12. Het hof stelt voorop dat gebruik van de domeinnaam slechts mogelijk zou zijn als het hof van oordeel zou zijn dat de vordering tot overdracht van de domeinnaam toewijsbaar zou zijn. Op grond van hetgeen hiervoor is overwogen is het hof van oordeel dat die vordering niet kan worden toegewezen op grond van de stelling van [appellant] dat hij rechthebbende is op de domeinnaam in de hiervoor behandelde zin. De vordering tot overdracht kan evenmin worden toegewezen op grond van de stelling van [appellant] dat hij jegens de merkhouder Street One het recht had of zou hebben gehad de domeinnaam te gebruiken. Een zodanig gebruiksrecht brengt immers niet mee dat er ook een ieder uitsluitend recht bestaat op (registratie als houder van) die domeinnaam. In zoverre heeft [appellant] geen belang bij de behandeling van zijn stelling dat hij ten opzichte van Street One het recht had of zou hebben gehad de domeinnaam te gebruiken. In eerste aanleg had hij daarbij wel belang als verweer tegen de door Street One in reconventie ingestelde inbreukvordering en omdat hij een verklaring voor recht van niet-inbreuk vorderde. Voorts kon deze stelling van belang zijn als verweer in de door Street One op grond van haar merkrechten aanhangig gemaakte (WIPO-) procedure tot wijziging van de domeinnaamhouderregistratie: het gestelde gebruiksrecht van [appellant] zou als legitiem belang (van wellicht ook Webapply) bij de domeinnaam een grond voor afwijzing kunnen opleveren. Doordat in mei 2014 CBR, met medewerking van Webapply, als domeinnaamhouder werd geregistreerd en Street One vervolgens haar reconventionele vorderingen introk, vervielen voormelde belangen van [appellant] . Daar [appellant] ook gegriefd heeft tegen de kostenveroordeling in eerste aanleg en de begroting van de kosten daarvan op basis van artikel 1019h Rv en omdat het antwoord op de vraag of [appellant] de domeinnaam ten opzichte van Street One had mogen gebruiken als omstandigheid van belang kan zijn bij de beoordeling van het aan Street One verweten onrechtmatig handelen, zal het hof de desbetreffende stelling van [appellant] toch behandelen.

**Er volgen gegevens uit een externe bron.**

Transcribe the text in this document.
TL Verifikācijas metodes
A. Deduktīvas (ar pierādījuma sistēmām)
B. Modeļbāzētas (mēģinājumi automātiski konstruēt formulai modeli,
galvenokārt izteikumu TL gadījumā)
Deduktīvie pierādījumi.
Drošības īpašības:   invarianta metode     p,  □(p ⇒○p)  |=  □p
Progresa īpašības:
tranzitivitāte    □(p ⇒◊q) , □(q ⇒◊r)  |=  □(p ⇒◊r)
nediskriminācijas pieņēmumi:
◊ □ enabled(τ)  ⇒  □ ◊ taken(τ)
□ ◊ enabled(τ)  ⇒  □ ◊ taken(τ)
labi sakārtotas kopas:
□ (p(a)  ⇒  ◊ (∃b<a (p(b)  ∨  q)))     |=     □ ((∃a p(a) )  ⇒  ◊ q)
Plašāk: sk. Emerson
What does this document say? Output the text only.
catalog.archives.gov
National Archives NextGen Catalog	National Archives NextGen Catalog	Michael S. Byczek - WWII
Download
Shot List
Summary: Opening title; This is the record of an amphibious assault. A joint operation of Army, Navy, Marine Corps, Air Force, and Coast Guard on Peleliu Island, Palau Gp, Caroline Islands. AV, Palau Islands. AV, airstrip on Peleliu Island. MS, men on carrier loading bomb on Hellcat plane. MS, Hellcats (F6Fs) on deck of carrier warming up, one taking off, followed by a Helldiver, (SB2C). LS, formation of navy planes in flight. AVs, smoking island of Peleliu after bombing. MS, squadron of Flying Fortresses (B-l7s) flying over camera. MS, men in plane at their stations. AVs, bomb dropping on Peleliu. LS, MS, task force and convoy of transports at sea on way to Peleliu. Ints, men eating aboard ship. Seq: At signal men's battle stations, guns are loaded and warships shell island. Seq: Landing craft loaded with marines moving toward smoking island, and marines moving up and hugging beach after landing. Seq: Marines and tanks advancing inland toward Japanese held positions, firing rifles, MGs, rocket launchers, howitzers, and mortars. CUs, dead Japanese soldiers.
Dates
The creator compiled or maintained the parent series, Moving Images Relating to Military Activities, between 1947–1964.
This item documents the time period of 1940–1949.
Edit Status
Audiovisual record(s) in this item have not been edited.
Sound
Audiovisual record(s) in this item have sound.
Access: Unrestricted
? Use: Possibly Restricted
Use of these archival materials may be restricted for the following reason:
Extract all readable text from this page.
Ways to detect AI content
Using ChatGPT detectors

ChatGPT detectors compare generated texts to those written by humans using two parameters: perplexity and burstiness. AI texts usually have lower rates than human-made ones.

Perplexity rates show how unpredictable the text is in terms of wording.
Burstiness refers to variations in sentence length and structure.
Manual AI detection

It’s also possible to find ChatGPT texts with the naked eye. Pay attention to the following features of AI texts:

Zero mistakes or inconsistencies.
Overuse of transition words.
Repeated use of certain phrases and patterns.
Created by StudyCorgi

13. Voor zover [appellant] zich er ter onderbouwing van het door hem gestelde gebruiksrecht (ten opzichte van Street One) op beroept dat hij met Webapply had afgesproken dat hij de domeinnaam mocht gebruiken, faalt dit beroep. Zoals door Street One is aangevoerd, kan de gestelde afspraak – waarvan Street One het bestaan overigens betwist – in beginsel niet aan derden worden tegengeworpen. Door zo’n afspraak kunnen al helemaal geen (gebruiks)rechten ontstaan jegens de merkhouder, Street One.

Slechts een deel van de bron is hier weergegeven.